Has literary culture met its (digital) match?

After a dissertation chapter writing induced absence, and after puzzling over a stack of student papers, I'm truly left wondering where in the world reading has gone. Then, as fate would have it, I read this article by Dick Meyer on NPR's website and was pleased that I'm not the only one thinking about the future (or potential lack thereof) of literary culture.

I'm not just saying that because my profession, or, intended profession, holds books in the highest regard. True, I'm making, and hopefully will continue to make barring a wider economic collapse, a living reading books and talking about them, writing about some of them myself, and getting (well, "making," I suppose is more correct) others talk, write, and think about some of them as well.  But it's troubling, at the very least, to think of a world without a newspaper to pick up from the corner store or actual, physical books to go buy. Does a digital revolution, where information is readily accessible from just about anywhere, mean that literary culture will eventually die off?  Or, does the digital revolution mean we have to evolve our definition of "literary culture" to include the digital world?  And, just as important, what are the affects of this shift?  Not just in terms of how people get their information, but how they process it?

I realize the irony of this post: at the same time as I'm writing about a culture I love, I'm writing a post on a blog for people to read (hopefully)--people I've never met (mostly) and probably never will (but thanks for stopping by, truly).  I'm actively participating in destroying or changing (depending on your point of view) a culture on which my livelihood depends, to an extent.  I'm somewhat comforted by the fact that I'm in my office surrounded by the 400-some books that I own.  I've not drifted too far afield, I don't think.

What I can see the loss of literary culture doing, from the past five and a half years teaching composition to first year college students, is that generally speaking, students are less prepared to think critically and less prepared to research properly.  Part of this, surely, comes from a shift in educational practices: students in high school, and probably well before, are too often taught to a test, be it the SAT or an AP exam or any of the standardized testing that accompanies NCLB.  While, to a certain extent, that kind of teaching is necessary, it ultimately robs the student of his or her desire to think critically about issues and problems and to think originally.  I can't tell you how many times I've given an open-ended writing assignment and have had a fair number of my students panic "because there's no prompt."

But the prompt they so often look for should be the book, or newspaper article, or short story, or poem they hold in their hands.  But how often do we, culturally, value that book, article, story or poem?
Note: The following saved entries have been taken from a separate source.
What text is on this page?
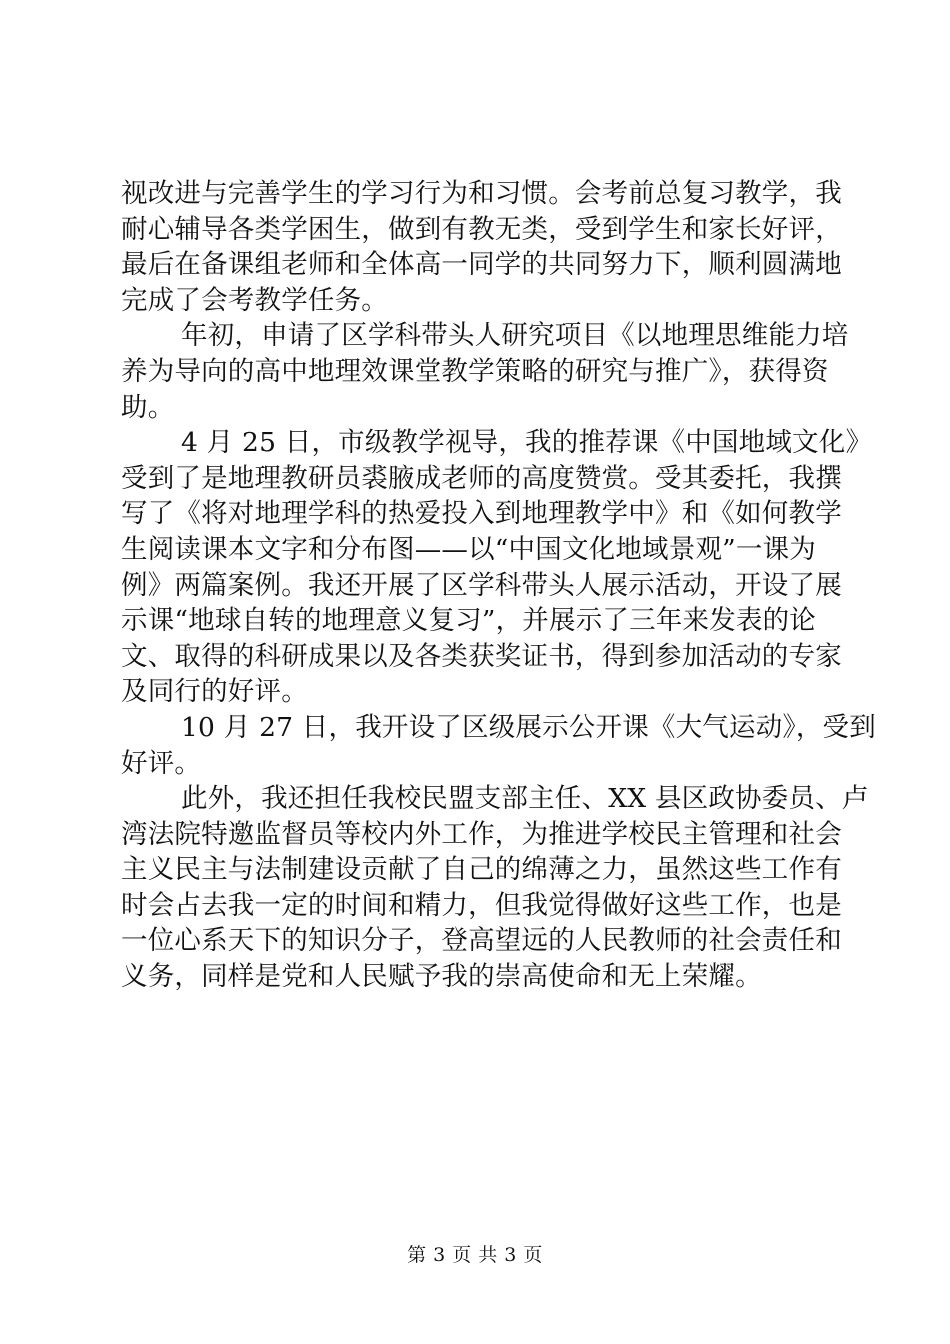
视改进与完善学生的学习行为和习惯。会考前总复习教学，我
耐心辅导各类学困生，做到有教无类，受到学生和家长好评，
最后在备课组老师和全体高一同学的共同努力下，顺利圆满地
完成了会考教学任务。
年初，申请了区学科带头人研究项目《以地理思维能力培
养为导向的高中地理效课堂教学策略的研究与推广》，获得资
助。
4 月 25 日，市级教学视导，我的推荐课《中国地域文化》
受到了是地理教研员裘腋成老师的高度赞赏。受其委托，我撰
写了《将对地理学科的热爱投入到地理教学中》和《如何教学
生阅读课本文字和分布图——以“中国文化地域景观”一课为
例》两篇案例。我还开展了区学科带头人展示活动，开设了展
示课“地球自转的地理意义复习”，并展示了三年来发表的论
文、取得的科研成果以及各类获奖证书，得到参加活动的专家
及同行的好评。
10 月 27 日，我开设了区级展示公开课《大气运动》，受到
好评。
此外，我还担任我校民盟支部主任、XX 县区政协委员、卢
湾法院特邀监督员等校内外工作，为推进学校民主管理和社会
主义民主与法制建设贡献了自己的绵薄之力，虽然这些工作有
时会占去我一定的时间和精力，但我觉得做好这些工作，也是
一位心系天下的知识分子，登高望远的人民教师的社会责任和
义务，同样是党和人民赋予我的崇高使命和无上荣耀。
第 3 页 共 3 页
This study by the National Endowment for the Arts (it's #47) shows that voluntary reading has declined. When voluntary reading declines, literary culture declines, and we all, I think, suffer.  We lose not only an understanding of how literary culture itself has evolved--an interesting story in its own right--but we also lose, bit by bit, an avenue of communication.  Thinking critically about a newspaper article doesn't have to be something relegated to an English class.  It could simply be reading it and thinking to yourself, "How does this matter to me/my life/my family/my neighborhood?"  If we lose these questions, and their possible answers, we lose the ability to be dynamic, active participants in society.  Instead of thinking and doing something about the "why" to an issue, we will be content to know simply the "what" and leave the "why" to someone else, if they're willing to do anything about it.

Significantly, too, we lose the physicality of the actual object. Being able to hold in your hands, if you're willing to take it out of the plastic, an 1875 guidebook to the city of Philadelphia, say, allows you in your own way to connect with something that precedes you in a way you can't if you were to look at images only on a computer screen.  Yes, that guidebook and other old books are old and fragile and falling apart.  But that, I think, is part of the great thing about them.  Those books have lives that we can't even begin to imagine, and to lose those possible stories along with the actual artifacts would be a cultural tragedy.  Imagine, if in a hundred years, someone picks up a DVD copy (or whatever its equivalent would be) of "The DaVinci Code" and thinks "Gosh, that was an unnecessarily long movie. And what was with Tom Hanks' hair?"  But wouldn't it be nice if they had the book to also pick up, dust off, perhaps take out of a protective plastic sleeve and find the narrative (and its more intriguing pace) that way.